Un ritiro spirituale. Non le sembra un po’ esagerato?

Se fossi in Rai l’avrei già organizzato. Perché tanto più del servizio pubblico è giusto conoscere i veri obiettivi. Popper, in uno degli ultimi scritti, proponeva una patente per chi fa tv. Non dico di arrivare a tanto ma…

Si riferisce alla propaganda di Mosca?

È un triste spettacolo. In tv, sulla nostra tv, anche la guerra è ridotta a par condicio. Ma il compito dell’informazione non è solo garantire il pluralismo. È ricostruire i fatti concreti, dare all’ascoltatore elementi per valutarli.

E invece?

Invece tutto diventa opinione. In Italia, tanto nell’informazione quanto nella politica, si fa strada la dittatura delle opinioni.

Uno vale uno. C’è chi ci ha costruito un partito.

Questa è solo l’ultima puntata. È un problema più radicale, di leadership. Sia i politici, sia i conduttori tv e i giornalisti non vogliono essere leader ma follower. Si diffonde così la cultura politica del traino: inseguire a tutti i costi ciò che, spesso sbagliando, si presume sia prevalente nell’opinione pubblica del Paese.

Restiamo alla guerra. Cosa si aspetterebbe?

Un primato dei fatti sulle opinioni. E i fatti di questa guerra non sono opinabili: la notte del 24 febbraio la Russia ha invaso e bombardato con le sue truppe l’Ucraina e da lì non ha più smesso. Si può discutere o meno sul conflitto congelato da anni in Donbas, non sui fondamentali della guerra russa. Che è una violazione aperta di ogni principio di legalità internazionale.

Eppure in tanti con Mosca vogliono parlare. Ha visto la diretta di Massimo Giletti?

No, ho evitato di prestarmi allo spettacolo: non voglio essere complice. Mi è bastato sentire in differita l’intervento di Sallusti.

Tutta colpa dei conduttori?

I conduttori che si offrono a queste operazioni hanno una colpa: scambiare il pluralismo col dare spazio a qualsiasi tesi, anche quelle che offendono l’intelligenza, è una forma di depravazione.

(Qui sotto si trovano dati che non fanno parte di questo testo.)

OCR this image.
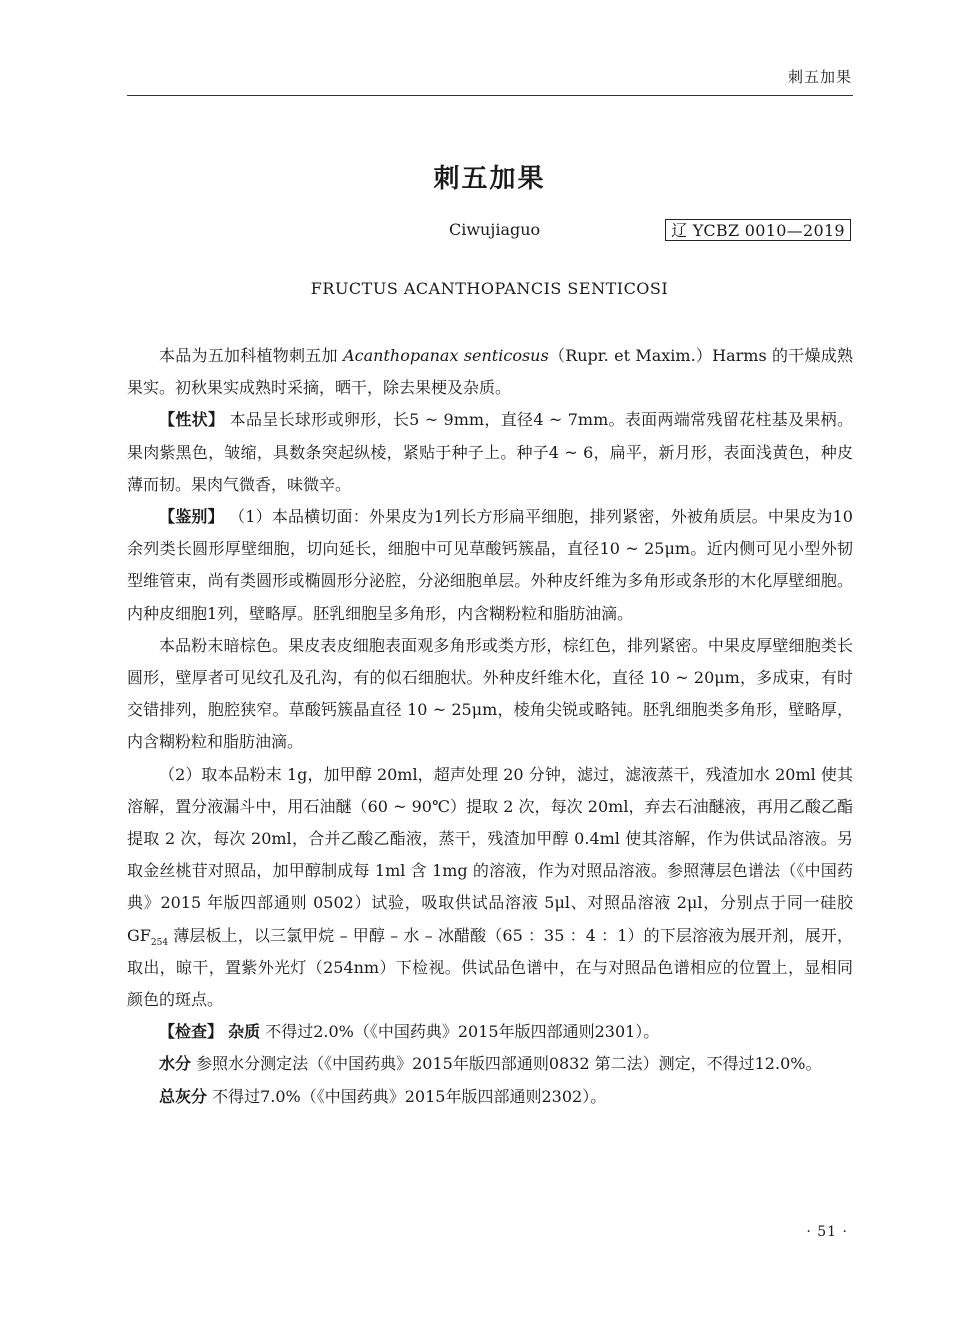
刺五加果
刺五加果
Ciwujiaguo	辽 YCBZ 0010—2019
FRUCTUS ACANTHOPANCIS SENTICOSI

本品为五加科植物刺五加 Acanthopanax senticosus（Rupr. et Maxim.）Harms 的干燥成熟果实。初秋果实成熟时采摘，晒干，除去果梗及杂质。

【性状】 本品呈长球形或卵形，长5 ~ 9mm，直径4 ~ 7mm。表面两端常残留花柱基及果柄。果肉紫黑色，皱缩，具数条突起纵棱，紧贴于种子上。种子4 ~ 6，扁平，新月形，表面浅黄色，种皮薄而韧。果肉气微香，味微辛。

【鉴别】 （1）本品横切面：外果皮为1列长方形扁平细胞，排列紧密，外被角质层。中果皮为10余列类长圆形厚壁细胞，切向延长，细胞中可见草酸钙簇晶，直径10 ~ 25μm。近内侧可见小型外韧型维管束，尚有类圆形或椭圆形分泌腔，分泌细胞单层。外种皮纤维为多角形或条形的木化厚壁细胞。内种皮细胞1列，壁略厚。胚乳细胞呈多角形，内含糊粉粒和脂肪油滴。

本品粉末暗棕色。果皮表皮细胞表面观多角形或类方形，棕红色，排列紧密。中果皮厚壁细胞类长圆形，壁厚者可见纹孔及孔沟，有的似石细胞状。外种皮纤维木化，直径 10 ~ 20μm，多成束，有时交错排列，胞腔狭窄。草酸钙簇晶直径 10 ~ 25μm，棱角尖锐或略钝。胚乳细胞类多角形，壁略厚，内含糊粉粒和脂肪油滴。

（2）取本品粉末 1g，加甲醇 20ml，超声处理 20 分钟，滤过，滤液蒸干，残渣加水 20ml 使其溶解，置分液漏斗中，用石油醚（60 ~ 90℃）提取 2 次，每次 20ml，弃去石油醚液，再用乙酸乙酯提取 2 次，每次 20ml，合并乙酸乙酯液，蒸干，残渣加甲醇 0.4ml 使其溶解，作为供试品溶液。另取金丝桃苷对照品，加甲醇制成每 1ml 含 1mg 的溶液，作为对照品溶液。参照薄层色谱法（《中国药典》2015 年版四部通则 0502）试验，吸取供试品溶液 5μl、对照品溶液 2μl，分别点于同一硅胶 $GF_{254}$ 薄层板上，以三氯甲烷 – 甲醇 – 水 – 冰醋酸（65 ：35 ：4 ：1）的下层溶液为展开剂，展开，取出，晾干，置紫外光灯（254nm）下检视。供试品色谱中，在与对照品色谱相应的位置上，显相同颜色的斑点。

【检查】 杂质 不得过2.0%（《中国药典》2015年版四部通则2301）。

水分 参照水分测定法（《中国药典》2015年版四部通则0832 第二法）测定，不得过12.0%。

总灰分 不得过7.0%（《中国药典》2015年版四部通则2302）。

· 51 ·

Allora è colpa dei talk show? Sul format anche l’Ad della Rai Carlo Fuortes ha espresso perplessità di fronte al Copasir…

I talk show, per come la vedo io, sono solo show. Uno spettacolo che, nelle intenzioni di conduttori ambiziosi, si traduce in audience. Al confronto i vecchi reality show sono un gioco da bambini: in quel caso almeno l’ingenuità è dichiarata, dall’inizio.

Sul banco degli imputati rimane la politica. C’è un motivo se l’Italia è permeabile alla propaganda? O l’era Draghi sta invertendo il trend?

Draghi è un leader, non un follower. Mostra un ancoraggio alla realtà dei fatti, anzi dei dati, anche quella meno consolante. Afferma il primato della realtà e l’obbligo della responsabilità, l’esatto contrario di un demagogo. Ma queste sono magre consolazioni.

Perché?

Perché più che un’era, quella di Draghi è una parentesi. Il sospiro di sollievo che in molti hanno tirato alla rielezione di Mattarella al Quirinale farà presto spazio ad altri sospiri. Non è vero che non si torna indietro. In tanti, già oggi, stanno remando in quella direzione.